Clin Endosc.  2023 Jan;56(1):100-106. 10.5946/ce.2022.058.

Role of interventional endoscopic ultrasound in a developing country

Affiliations
  • 1Division of Gastroenterology, Department of Internal Medicine, Faculty of Medicine, University of Indonesia–Cipto Mangunkusumo National General Hospital, Jakarta, Indonesia
  • 2Department of Internal Medicine, Faculty of Medicine, University of Indonesia, Jakarta, Indonesia

Abstract

Background/Aims
Endoscopic ultrasound (EUS) has become an essential diagnostic and therapeutic tool. EUS was introduced in 2013 in Indonesia and is considered relatively new. This study aimed to describe the current role of interventional EUS at our hospital as a part of the Indonesian tertiary health center experience.
Methods
This retrospective study included all patients who underwent interventional EUS (n=94) at our center between January 2015 and December 2020. Patient characteristics, technical success, clinical success, and adverse events associated with each type of interventional EUS procedure were evaluated.
Results
Altogether, 94 interventional EUS procedures were performed at our center between 2015 and 2020 including 75 cases of EUS-guided biliary drainage (EUS-BD), 14 cases of EUS-guided pancreatic fluid drainage, and five cases of EUS-guided celiac plexus neurolysis. The technical and clinical success rates of EUS-BD were 98.6% and 52%, respectively. The technical success rate was 100% for both EUS-guided pancreatic fluid drainage and EUS-guided celiac plexus neurolysis. The adverse event rates were 10.6% and 7.1% for EUS-BD and EUS-guided pancreatic fluid drainage, respectively.
Conclusions
EUS is an effective and safe tool for the treatment of gastrointestinal and biliary diseases. It has a low rate of adverse events, even in developing countries.

Keyword

Endoscopic ultrasound-guided biliary drainage; Endoscopic ultrasound-guided celiac plexus neurolysis; Endoscopic ultrasound-guided drainage; Interventional endoscopic ultrasound

Figure

  • Fig. 1. Endoscopic ultrasound biliary drainage via the choledochoduodenostomy route in advanced pancreatic head cancer. (A) Puncture of the dilated common bile duct with a 19-gauge needle. (B) Cholangiography and wire placement. (C) Fistulization using a cystotome. (D) Placement of a plastic stent.

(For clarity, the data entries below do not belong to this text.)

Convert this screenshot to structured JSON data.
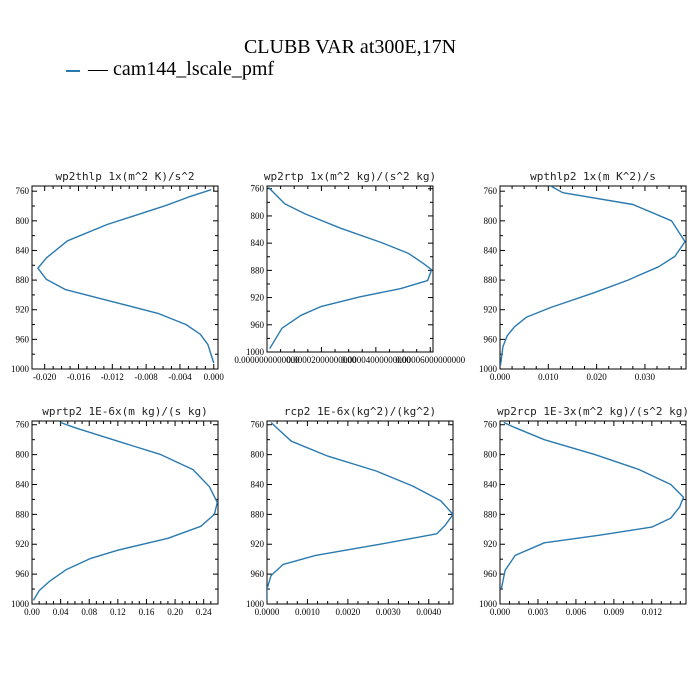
{
  "title": "CLUBB VAR at300E,17N",
  "legend": {
    "label": "— cam144_lscale_pmf",
    "color": "#2a7ab0"
  },
  "chart_data": [
    {
      "type": "line",
      "title": "wp2thlp  1x(m^2 K)/s^2",
      "xlim": [
        -0.0215,
        0.0005
      ],
      "ylim": [
        1000,
        753
      ],
      "y_ticks": [
        760,
        800,
        840,
        880,
        920,
        960,
        1000
      ],
      "x_ticks": [
        -0.02,
        -0.016,
        -0.012,
        -0.008,
        -0.004,
        0.0
      ],
      "x_tick_labels": [
        "-0.020",
        "-0.016",
        "-0.012",
        "-0.008",
        "-0.004",
        "0.000"
      ],
      "series": [
        {
          "color": "#2a7ab0",
          "x": [
            -0.0003,
            -0.003,
            -0.0056,
            -0.0126,
            -0.0173,
            -0.0198,
            -0.0208,
            -0.0198,
            -0.0175,
            -0.011,
            -0.0066,
            -0.0033,
            -0.0016,
            -0.0007,
            0.0
          ],
          "y": [
            758,
            768,
            779,
            805,
            827,
            850,
            864,
            879,
            893,
            912,
            925,
            940,
            953,
            967,
            992
          ]
        }
      ]
    },
    {
      "type": "line",
      "title": "wp2rtp  1x(m^2 kg)/(s^2 kg)",
      "xlim": [
        0.0,
        6.1e-05
      ],
      "ylim": [
        1000,
        756
      ],
      "y_ticks": [
        760,
        800,
        840,
        880,
        920,
        960,
        1000
      ],
      "x_ticks": [
        0.0,
        2e-05,
        4e-05,
        6e-05
      ],
      "x_tick_labels": [
        "0.0000000000000",
        "0.00002000000000",
        "0.00004000000000",
        "0.00006000000000"
      ],
      "series": [
        {
          "color": "#2a7ab0",
          "x": [
            5e-07,
            2.5e-06,
            6.5e-06,
            1.4e-05,
            2.7e-05,
            4.2e-05,
            5.2e-05,
            5.75e-05,
            6.05e-05,
            5.9e-05,
            4.9e-05,
            3.4e-05,
            2e-05,
            1.25e-05,
            5.5e-06,
            1e-06
          ],
          "y": [
            758,
            766,
            782,
            797,
            818,
            839,
            855,
            870,
            879,
            895,
            907,
            919,
            933,
            946,
            965,
            995
          ]
        }
      ]
    },
    {
      "type": "line",
      "title": "wpthlp2  1x(m K^2)/s",
      "xlim": [
        0.0,
        0.0385
      ],
      "ylim": [
        1000,
        753
      ],
      "y_ticks": [
        760,
        800,
        840,
        880,
        920,
        960,
        1000
      ],
      "x_ticks": [
        0.0,
        0.01,
        0.02,
        0.03
      ],
      "x_tick_labels": [
        "0.000",
        "0.010",
        "0.020",
        "0.030"
      ],
      "series": [
        {
          "color": "#2a7ab0",
          "x": [
            0.0105,
            0.013,
            0.0275,
            0.0355,
            0.0383,
            0.0362,
            0.0328,
            0.0265,
            0.0195,
            0.0105,
            0.0055,
            0.003,
            0.0015,
            0.0006,
            0.0001
          ],
          "y": [
            753,
            762,
            778,
            800,
            828,
            848,
            862,
            880,
            897,
            917,
            930,
            943,
            955,
            970,
            995
          ]
        }
      ]
    },
    {
      "type": "line",
      "title": "wprtp2  1E-6x(m kg)/(s kg)",
      "xlim": [
        0.0,
        0.26
      ],
      "ylim": [
        1000,
        755
      ],
      "y_ticks": [
        760,
        800,
        840,
        880,
        920,
        960,
        1000
      ],
      "x_ticks": [
        0.0,
        0.04,
        0.08,
        0.12,
        0.16,
        0.2,
        0.24
      ],
      "x_tick_labels": [
        "0.00",
        "0.04",
        "0.08",
        "0.12",
        "0.16",
        "0.20",
        "0.24"
      ],
      "series": [
        {
          "color": "#2a7ab0",
          "x": [
            0.04,
            0.06,
            0.12,
            0.18,
            0.225,
            0.248,
            0.259,
            0.255,
            0.236,
            0.19,
            0.12,
            0.082,
            0.048,
            0.024,
            0.01,
            0.002
          ],
          "y": [
            757,
            764,
            782,
            800,
            820,
            843,
            864,
            880,
            896,
            912,
            928,
            939,
            954,
            970,
            982,
            995
          ]
        }
      ]
    },
    {
      "type": "line",
      "title": "rcp2  1E-6x(kg^2)/(kg^2)",
      "xlim": [
        0.0,
        0.0046
      ],
      "ylim": [
        1000,
        755
      ],
      "y_ticks": [
        760,
        800,
        840,
        880,
        920,
        960,
        1000
      ],
      "x_ticks": [
        0.0,
        0.001,
        0.002,
        0.003,
        0.004
      ],
      "x_tick_labels": [
        "0.0000",
        "0.0010",
        "0.0020",
        "0.0030",
        "0.0040"
      ],
      "series": [
        {
          "color": "#2a7ab0",
          "x": [
            0.0001,
            0.0003,
            0.0006,
            0.0015,
            0.0027,
            0.0036,
            0.0043,
            0.0046,
            0.0044,
            0.0042,
            0.0028,
            0.0012,
            0.0004,
            0.0001,
            0.0,
            0.0
          ],
          "y": [
            757,
            767,
            782,
            802,
            822,
            842,
            862,
            880,
            895,
            906,
            920,
            935,
            947,
            962,
            980,
            995
          ]
        }
      ]
    },
    {
      "type": "line",
      "title": "wp2rcp  1E-3x(m^2 kg)/(s^2 kg)",
      "xlim": [
        0.0,
        0.0147
      ],
      "ylim": [
        1000,
        755
      ],
      "y_ticks": [
        760,
        800,
        840,
        880,
        920,
        960,
        1000
      ],
      "x_ticks": [
        0.0,
        0.003,
        0.006,
        0.009,
        0.012
      ],
      "x_tick_labels": [
        "0.000",
        "0.003",
        "0.006",
        "0.009",
        "0.012"
      ],
      "series": [
        {
          "color": "#2a7ab0",
          "x": [
            0.0003,
            0.0012,
            0.0035,
            0.0075,
            0.011,
            0.0135,
            0.0145,
            0.0142,
            0.0135,
            0.012,
            0.0078,
            0.0035,
            0.0012,
            0.0004,
            0.0001
          ],
          "y": [
            757,
            764,
            780,
            800,
            820,
            840,
            857,
            870,
            885,
            897,
            908,
            918,
            935,
            955,
            980
          ]
        }
      ]
    }
  ]
}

  • Fig. 2. Endoscopic ultrasound biliary drainage via the hepaticogastrotomy route (patient with advanced ampullary adenocarcinoma. (A) Puncture of the dilated intra-hepatic bile duct with a 19-gauge needle. (B) Cholangiography, wire placement, and fistulization. (C, D) Deployment of a fully covered self-expandable metal stent.

  • Fig. 3. Endoscopic ultrasound-guided pseudocyst drainage using a lumen-apposing metal stent. (A) Puncture of the lesion under endoscopic ultrasound guidance with a 19-gauge needle. (B) Insertion of a guidewire into the cyst. (C) Deployment of a lumen-apposing metal stent.

  • Fig. 4. Endoscopic ultrasound-guided celiac plexus neurolysis in patient with pancreatic head cancer. (A) Identification of the celiac artery. (B) Puncture with a 19-gauge needle with initial injection of 2 mL bupivacaine followed by injection of absolute alcohol solution around the celiac trunk.